A LGPD, atualmente vem realizando mudanças sérias de paradigmas em nosso arcabouço legislativo e social, tendo como objetivo, além de proteger a privacidade do cidadão, o de fomentar a inovação, gerando novas maneiras de fazer negócios com maior segurança jurídica.

Nessa toada, o consentimento do titular é imprescindível e se classifica como um dos mais fortes pilares da LGPD, sendo este verdadeira decorrência lógica da privacidade e da autodeterminação informativa. Cuida-se, também, de primeiro requisito autorizador para o tratamento de dados (artigo 7º, inciso I da nova Lei), sendo necessário que se colha a manifestação livre, informada e inequívoca do titular. Tal manifestação deve se dar por escrito e em cláusula destacada, e seu compartilhamento com outros controladores deve ser seguida de expressa autorização e de monitoramento periódico.

Demais disso, torna-se primordial a existência de órgão fiscalizador que auxilie o efetivo cumprimento da nova lei até a criação de um órgão regulador para esta novidade normativa. Este deve ser exercido então, provisoriamente, por todos os órgãos de controle nacionais, incluído nestes, o próprio Ministério Público.

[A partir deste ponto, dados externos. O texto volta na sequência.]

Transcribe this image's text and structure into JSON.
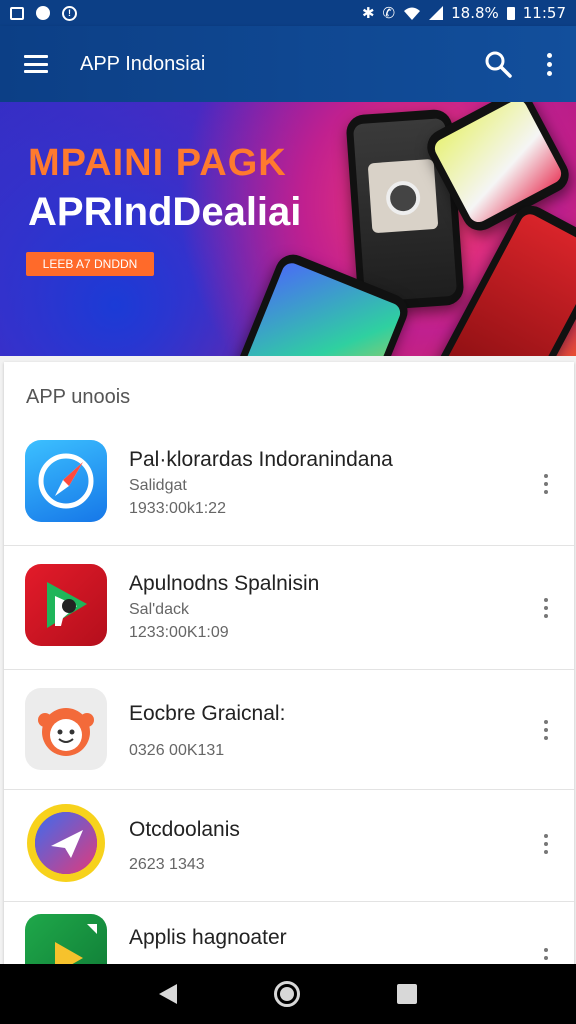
{
  "status_bar": {
    "battery": "18.8%",
    "time": "11:57"
  },
  "app_bar": {
    "title": "APP Indonsiai",
    "menu_icon": "hamburger-menu-icon",
    "search_icon": "search-icon",
    "overflow_icon": "more-vert-icon"
  },
  "banner": {
    "headline": "MPAINI PAGK",
    "subheadline": "APRIndDealiai",
    "button_label": "LEEB A7 DNDDN"
  },
  "list": {
    "section_title": "APP unoois",
    "items": [
      {
        "name": "Pal·klorardas Indoranindana",
        "line1": "Salidgat",
        "line2": "1933:00k1:22",
        "icon": "compass-app-icon"
      },
      {
        "name": "Apulnodns Spalnisin",
        "line1": "Sal'dack",
        "line2": "1233:00K1:09",
        "icon": "play-store-app-icon"
      },
      {
        "name": "Eocbre Graicnal:",
        "line1": "",
        "line2": "0326 00K131",
        "icon": "smiley-app-icon"
      },
      {
        "name": "Otcdoolanis",
        "line1": "",
        "line2": "2623 1343",
        "icon": "plane-app-icon"
      },
      {
        "name": "Applis hagnoater",
        "line1": "",
        "line2": "",
        "icon": "media-app-icon"
      }
    ]
  },
  "colors": {
    "primary": "#0c3f86",
    "accent": "#ff6a2a"
  },
  "nav_bar": {
    "back_icon": "back-triangle-icon",
    "home_icon": "home-circle-icon",
    "recent_icon": "recent-square-icon"
  }
}
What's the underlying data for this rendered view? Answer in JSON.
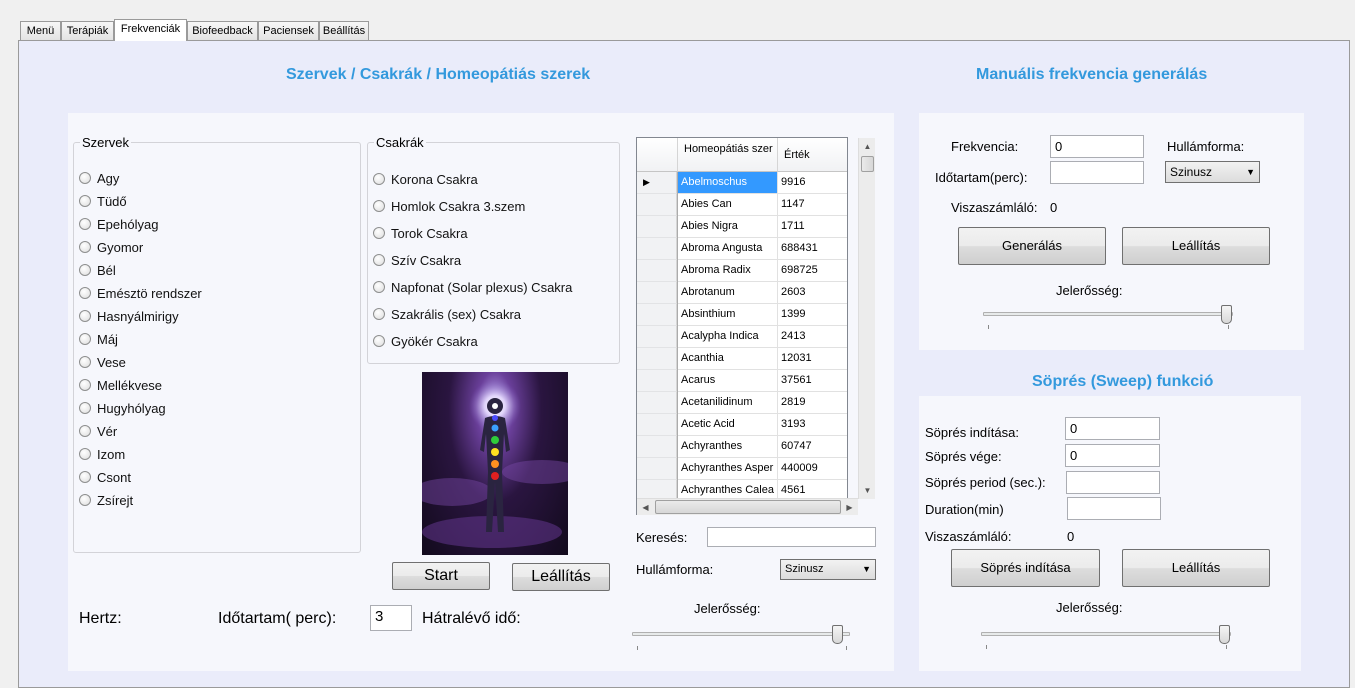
{
  "tabs": [
    "Menü",
    "Terápiák",
    "Frekvenciák",
    "Biofeedback",
    "Paciensek",
    "Beállítás"
  ],
  "active_tab": "Frekvenciák",
  "left_section": {
    "title": "Szervek / Csakrák / Homeopátiás szerek",
    "organs_group": "Szervek",
    "organs": [
      "Agy",
      "Tüdő",
      "Epehólyag",
      "Gyomor",
      "Bél",
      "Emésztö rendszer",
      "Hasnyálmirigy",
      "Máj",
      "Vese",
      "Mellékvese",
      "Hugyhólyag",
      "Vér",
      "Izom",
      "Csont",
      "Zsírejt"
    ],
    "chakras_group": "Csakrák",
    "chakras": [
      "Korona Csakra",
      "Homlok Csakra 3.szem",
      "Torok Csakra",
      "Szív Csakra",
      "Napfonat (Solar plexus) Csakra",
      "Szakrális (sex) Csakra",
      "Gyökér Csakra"
    ],
    "start_label": "Start",
    "stop_label": "Leállítás",
    "hertz_label": "Hertz:",
    "duration_label": "Időtartam( perc):",
    "duration_value": "3",
    "remaining_label": "Hátralévő idő:",
    "grid": {
      "col1": "Homeopátiás szer",
      "col2": "Érték",
      "rows": [
        {
          "name": "Abelmoschus",
          "value": "9916"
        },
        {
          "name": "Abies Can",
          "value": "1147"
        },
        {
          "name": "Abies Nigra",
          "value": "1711"
        },
        {
          "name": "Abroma Angusta",
          "value": "688431"
        },
        {
          "name": "Abroma Radix",
          "value": "698725"
        },
        {
          "name": "Abrotanum",
          "value": "2603"
        },
        {
          "name": "Absinthium",
          "value": "1399"
        },
        {
          "name": "Acalypha Indica",
          "value": "2413"
        },
        {
          "name": "Acanthia",
          "value": "12031"
        },
        {
          "name": "Acarus",
          "value": "37561"
        },
        {
          "name": "Acetanilidinum",
          "value": "2819"
        },
        {
          "name": "Acetic Acid",
          "value": "3193"
        },
        {
          "name": "Achyranthes",
          "value": "60747"
        },
        {
          "name": "Achyranthes Asper",
          "value": "440009"
        },
        {
          "name": "Achyranthes Calea",
          "value": "4561"
        }
      ]
    },
    "search_label": "Keresés:",
    "search_value": "",
    "waveform_label": "Hullámforma:",
    "waveform_value": "Szinusz",
    "intensity_label": "Jelerősség:",
    "intensity_level": 0.95
  },
  "manual_section": {
    "title": "Manuális frekvencia generálás",
    "freq_label": "Frekvencia:",
    "freq_value": "0",
    "waveform_label": "Hullámforma:",
    "waveform_value": "Szinusz",
    "duration_label": "Időtartam(perc):",
    "duration_value": "",
    "countdown_label": "Viszaszámláló:",
    "countdown_value": "0",
    "generate_label": "Generálás",
    "stop_label": "Leállítás",
    "intensity_label": "Jelerősség:",
    "intensity_level": 0.99
  },
  "sweep_section": {
    "title": "Söprés (Sweep) funkció",
    "start_label": "Söprés indítása:",
    "start_value": "0",
    "end_label": "Söprés vége:",
    "end_value": "0",
    "period_label": "Söprés period (sec.):",
    "period_value": "",
    "duration_label": "Duration(min)",
    "duration_value": "",
    "countdown_label": "Viszaszámláló:",
    "countdown_value": "0",
    "start_button": "Söprés indítása",
    "stop_button": "Leállítás",
    "intensity_label": "Jelerősség:",
    "intensity_level": 0.99
  }
}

Como consequência, inúmeras empresas, mormente aquelas de economia digital, deverão alterar algumas políticas para manter a conformidade com a nova legislação.

E por falar em conformidade, as adequações não param por aí: com a nova lei anticorrupção, as adaptações aos códigos de conduta ética se fazem necessárias, além de novos treinamentos decorrentes dessas grandes mudanças. Muda-se uma cultura na empresa, neste caso, uma agregadora mudança.

Assim, ainda que se promovam inúmeros ajustes decorrentes da implementação da LGPD nas empresas, verifica-se que a nossa Lei Geral de Proteção de Dados, chega a ser mais flexível do que a própria GDPR Europeia, apesar de compartilhar dos mesmos princípios essenciais como: consentimento, transparência, auditoria, fiscalização e penalidades, principalmente nos casos em que ocorram incidentes de segurança, como vazamento de informações, por exemplo.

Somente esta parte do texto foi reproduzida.